La condamnation quasi universelle des actions militaires israéliennes et les faibles perspectives de cessez-le-feu – et encore moins de paix durable – étayent l’idée qu’un Premier ministre israélien intransigeant est le facteur le plus perturbateur pour la paix et la stabilité régionales. Cette perception est largement partagée par la Turquie d’Erdogan.
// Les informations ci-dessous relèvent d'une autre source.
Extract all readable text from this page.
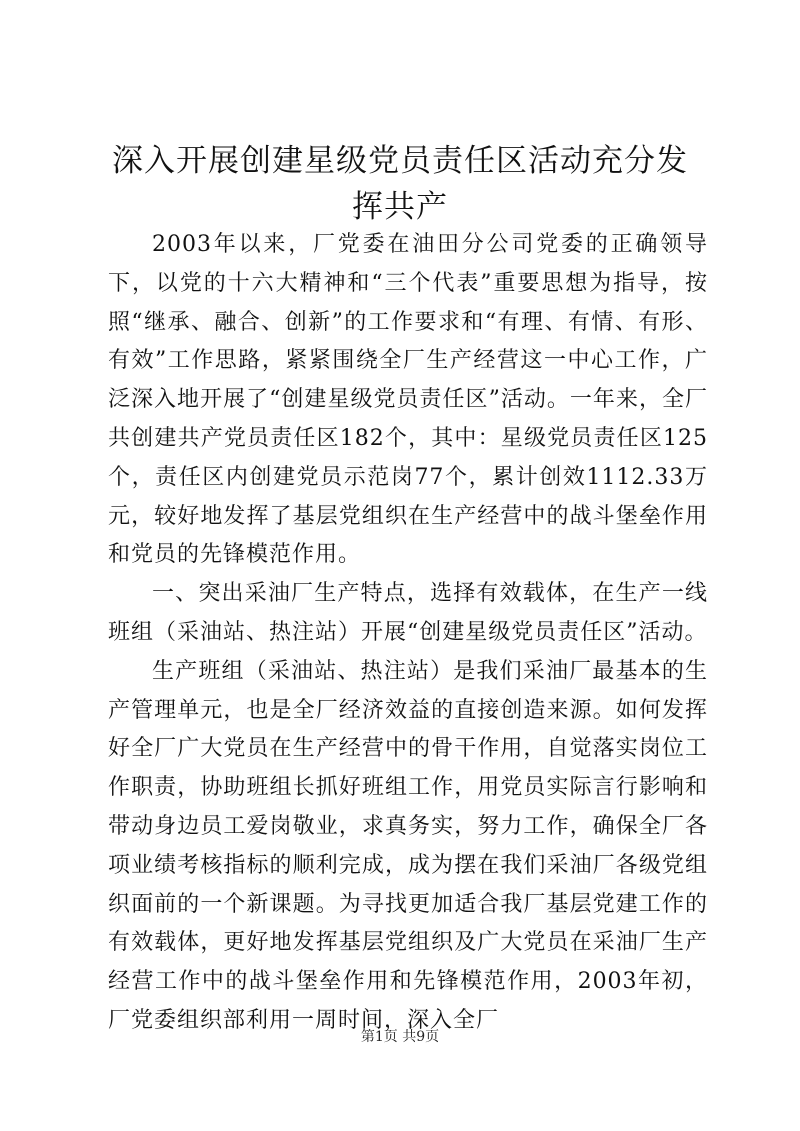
深入开展创建星级党员责任区活动充分发挥共产

2003年以来，厂党委在油田分公司党委的正确领导下，以党的十六大精神和“三个代表”重要思想为指导，按照“继承、融合、创新”的工作要求和“有理、有情、有形、有效”工作思路，紧紧围绕全厂生产经营这一中心工作，广泛深入地开展了“创建星级党员责任区”活动。一年来，全厂共创建共产党员责任区182个，其中：星级党员责任区125个，责任区内创建党员示范岗77个，累计创效1112.33万元，较好地发挥了基层党组织在生产经营中的战斗堡垒作用和党员的先锋模范作用。

一、突出采油厂生产特点，选择有效载体，在生产一线班组（采油站、热注站）开展“创建星级党员责任区”活动。

生产班组（采油站、热注站）是我们采油厂最基本的生产管理单元，也是全厂经济效益的直接创造来源。如何发挥好全厂广大党员在生产经营中的骨干作用，自觉落实岗位工作职责，协助班组长抓好班组工作，用党员实际言行影响和带动身边员工爱岗敬业，求真务实，努力工作，确保全厂各项业绩考核指标的顺利完成，成为摆在我们采油厂各级党组织面前的一个新课题。为寻找更加适合我厂基层党建工作的有效载体，更好地发挥基层党组织及广大党员在采油厂生产经营工作中的战斗堡垒作用和先锋模范作用，2003年初，厂党委组织部利用一周时间，深入全厂

第1页 共9页
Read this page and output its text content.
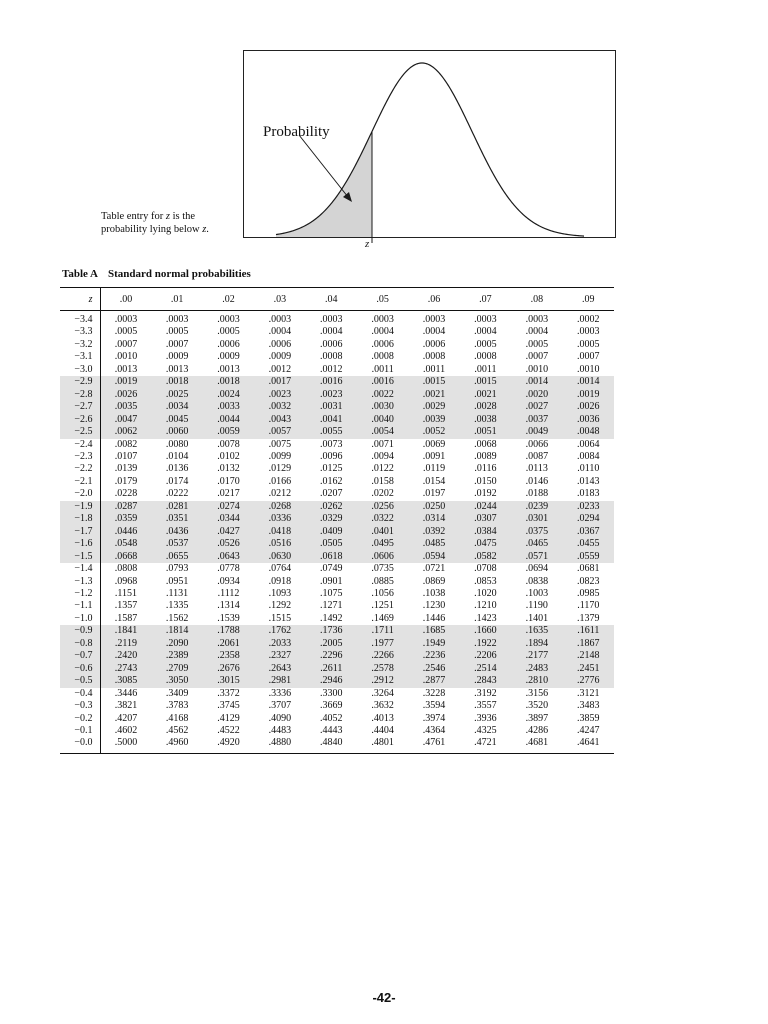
Probability
z
Table entry for z is the
probability lying below z.
Table A Standard normal probabilities
z	.00	.01	.02	.03	.04	.05	.06	.07	.08	.09
−3.4	.0003	.0003	.0003	.0003	.0003	.0003	.0003	.0003	.0003	.0002
−3.3	.0005	.0005	.0005	.0004	.0004	.0004	.0004	.0004	.0004	.0003
−3.2	.0007	.0007	.0006	.0006	.0006	.0006	.0006	.0005	.0005	.0005
−3.1	.0010	.0009	.0009	.0009	.0008	.0008	.0008	.0008	.0007	.0007
−3.0	.0013	.0013	.0013	.0012	.0012	.0011	.0011	.0011	.0010	.0010
−2.9	.0019	.0018	.0018	.0017	.0016	.0016	.0015	.0015	.0014	.0014
−2.8	.0026	.0025	.0024	.0023	.0023	.0022	.0021	.0021	.0020	.0019
−2.7	.0035	.0034	.0033	.0032	.0031	.0030	.0029	.0028	.0027	.0026
−2.6	.0047	.0045	.0044	.0043	.0041	.0040	.0039	.0038	.0037	.0036
−2.5	.0062	.0060	.0059	.0057	.0055	.0054	.0052	.0051	.0049	.0048
−2.4	.0082	.0080	.0078	.0075	.0073	.0071	.0069	.0068	.0066	.0064
−2.3	.0107	.0104	.0102	.0099	.0096	.0094	.0091	.0089	.0087	.0084
−2.2	.0139	.0136	.0132	.0129	.0125	.0122	.0119	.0116	.0113	.0110
−2.1	.0179	.0174	.0170	.0166	.0162	.0158	.0154	.0150	.0146	.0143
−2.0	.0228	.0222	.0217	.0212	.0207	.0202	.0197	.0192	.0188	.0183
−1.9	.0287	.0281	.0274	.0268	.0262	.0256	.0250	.0244	.0239	.0233
−1.8	.0359	.0351	.0344	.0336	.0329	.0322	.0314	.0307	.0301	.0294
−1.7	.0446	.0436	.0427	.0418	.0409	.0401	.0392	.0384	.0375	.0367
−1.6	.0548	.0537	.0526	.0516	.0505	.0495	.0485	.0475	.0465	.0455
−1.5	.0668	.0655	.0643	.0630	.0618	.0606	.0594	.0582	.0571	.0559
−1.4	.0808	.0793	.0778	.0764	.0749	.0735	.0721	.0708	.0694	.0681
−1.3	.0968	.0951	.0934	.0918	.0901	.0885	.0869	.0853	.0838	.0823
−1.2	.1151	.1131	.1112	.1093	.1075	.1056	.1038	.1020	.1003	.0985
−1.1	.1357	.1335	.1314	.1292	.1271	.1251	.1230	.1210	.1190	.1170
−1.0	.1587	.1562	.1539	.1515	.1492	.1469	.1446	.1423	.1401	.1379
−0.9	.1841	.1814	.1788	.1762	.1736	.1711	.1685	.1660	.1635	.1611
−0.8	.2119	.2090	.2061	.2033	.2005	.1977	.1949	.1922	.1894	.1867
−0.7	.2420	.2389	.2358	.2327	.2296	.2266	.2236	.2206	.2177	.2148
−0.6	.2743	.2709	.2676	.2643	.2611	.2578	.2546	.2514	.2483	.2451
−0.5	.3085	.3050	.3015	.2981	.2946	.2912	.2877	.2843	.2810	.2776
−0.4	.3446	.3409	.3372	.3336	.3300	.3264	.3228	.3192	.3156	.3121
−0.3	.3821	.3783	.3745	.3707	.3669	.3632	.3594	.3557	.3520	.3483
−0.2	.4207	.4168	.4129	.4090	.4052	.4013	.3974	.3936	.3897	.3859
−0.1	.4602	.4562	.4522	.4483	.4443	.4404	.4364	.4325	.4286	.4247
−0.0	.5000	.4960	.4920	.4880	.4840	.4801	.4761	.4721	.4681	.4641
-42-
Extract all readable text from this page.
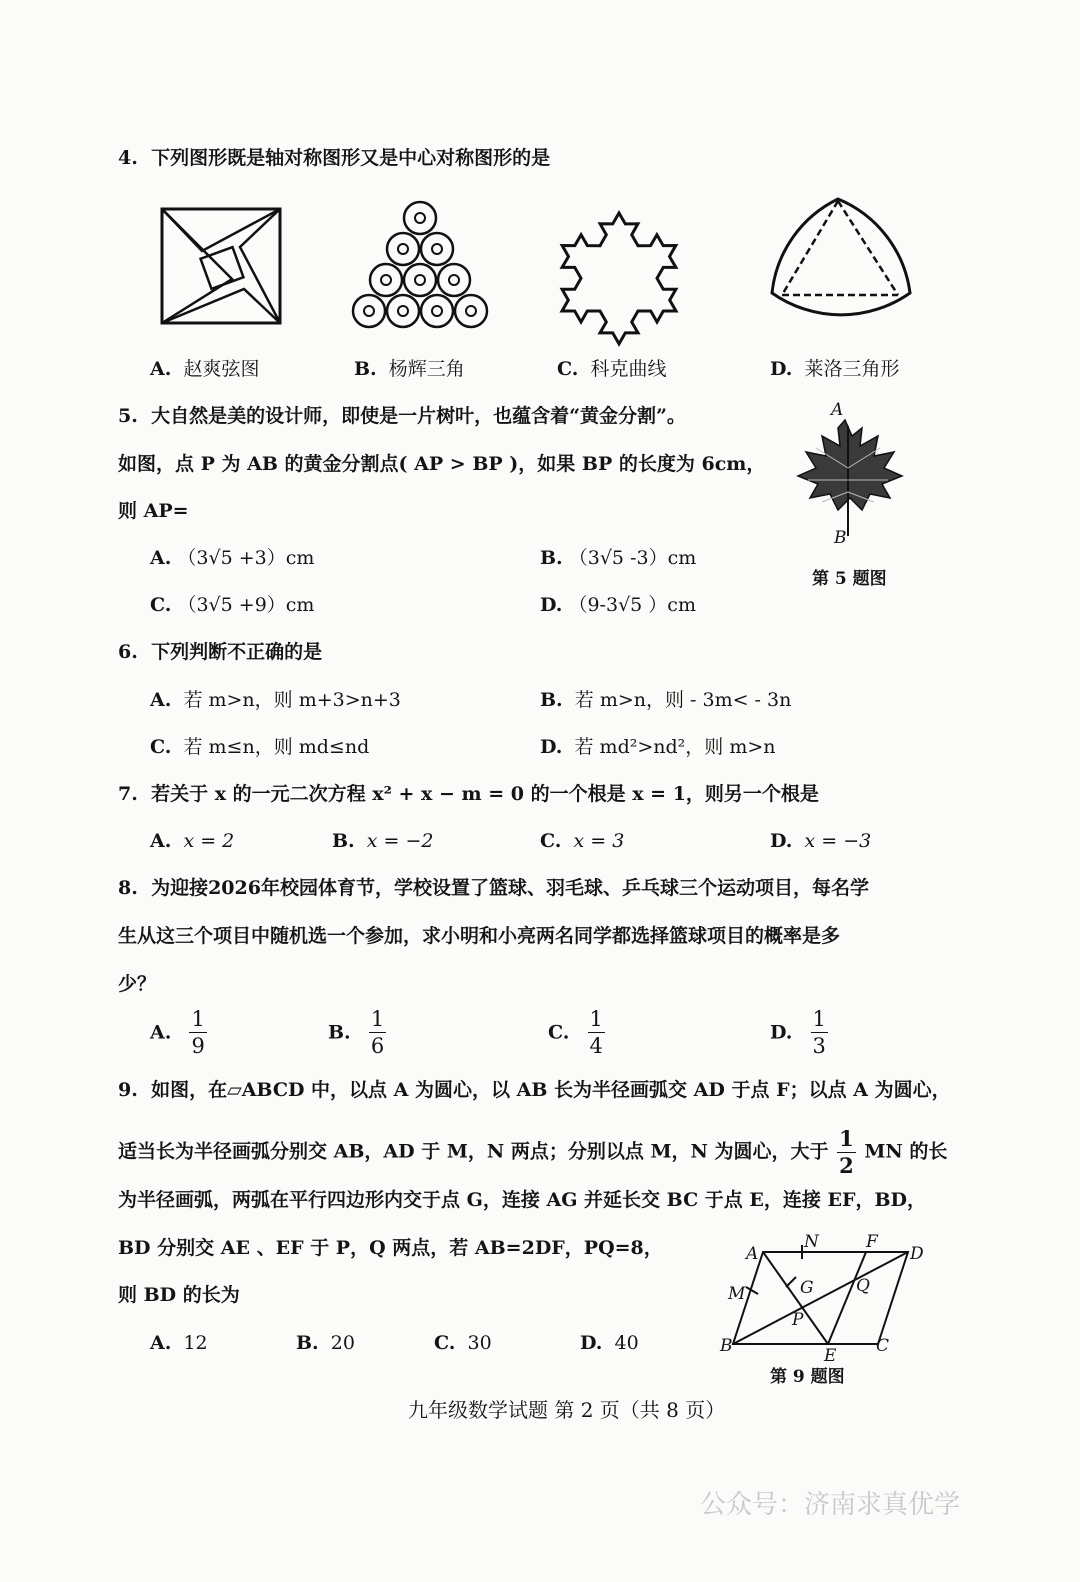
4. 下列图形既是轴对称图形又是中心对称图形的是
A. 赵爽弦图	B. 杨辉三角	C. 科克曲线	D. 莱洛三角形
5. 大自然是美的设计师，即使是一片树叶，也蕴含着“黄金分割”。
如图，点 P 为 AB 的黄金分割点( AP > BP )，如果 BP 的长度为 6cm，
则 AP=
A. （3√5 +3）cm	B. （3√5 -3）cm
C. （3√5 +9）cm	D. （9-3√5 ）cm
A
B
第 5 题图
6. 下列判断不正确的是
A. 若 m>n，则 m+3>n+3	B. 若 m>n，则 - 3m< - 3n
C. 若 m≤n，则 md≤nd	D. 若 md²>nd²，则 m>n
7. 若关于 x 的一元二次方程 x² + x − m = 0 的一个根是 x = 1，则另一个根是
A. x = 2	B. x = −2	C. x = 3	D. x = −3
8. 为迎接2026年校园体育节，学校设置了篮球、羽毛球、乒乓球三个运动项目，每名学
生从这三个项目中随机选一个参加，求小明和小亮两名同学都选择篮球项目的概率是多
少？
A. $\frac{1}{9}$	B. $\frac{1}{6}$	C. $\frac{1}{4}$	D. $\frac{1}{3}$
9. 如图，在▱ABCD 中，以点 A 为圆心，以 AB 长为半径画弧交 AD 于点 F；以点 A 为圆心，
适当长为半径画弧分别交 AB，AD 于 M，N 两点；分别以点 M，N 为圆心，大于 $\frac{1}{2}$ MN 的长
为半径画弧，两弧在平行四边形内交于点 G，连接 AG 并延长交 BC 于点 E，连接 EF，BD，
BD 分别交 AE 、EF 于 P，Q 两点，若 AB=2DF，PQ=8，
则 BD 的长为
A. 12	B. 20	C. 30	D. 40
A
N	F
D
M	G Q
P
B	E C
第 9 题图
九年级数学试题 第 2 页（共 8 页）
公众号：济南求真优学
On a le sentiment que seul un futur gouvernement israélien peut offrir une opportunité de dialogue sérieux.
Les relations Turquie-Israël sont susceptibles de revenir à un statu quo antebellum, mais il faudrait pour cela qu’Israël revienne à des politiques centristes, rejette l’agenda expansionniste et néocolonial des partis politiques ultra-orthodoxes et ethno-nationalistes d’Israël et s’engage clairement dans un règlement qui respecte les aspirations des Palestiniens à un État viable qui leur soit propre.
Tanya Goudsouzian
*Tanya Goudsouzian est une journaliste canadienne basée à Istanbul qui couvre l’Afghanistan et le Moyen-Orient depuis plus de vingt ans. Réputée pour ses entretiens avec des personnalités politiques de premier plan, elle est actuellement productrice exécutive de l’émission « One on One » de TRT World.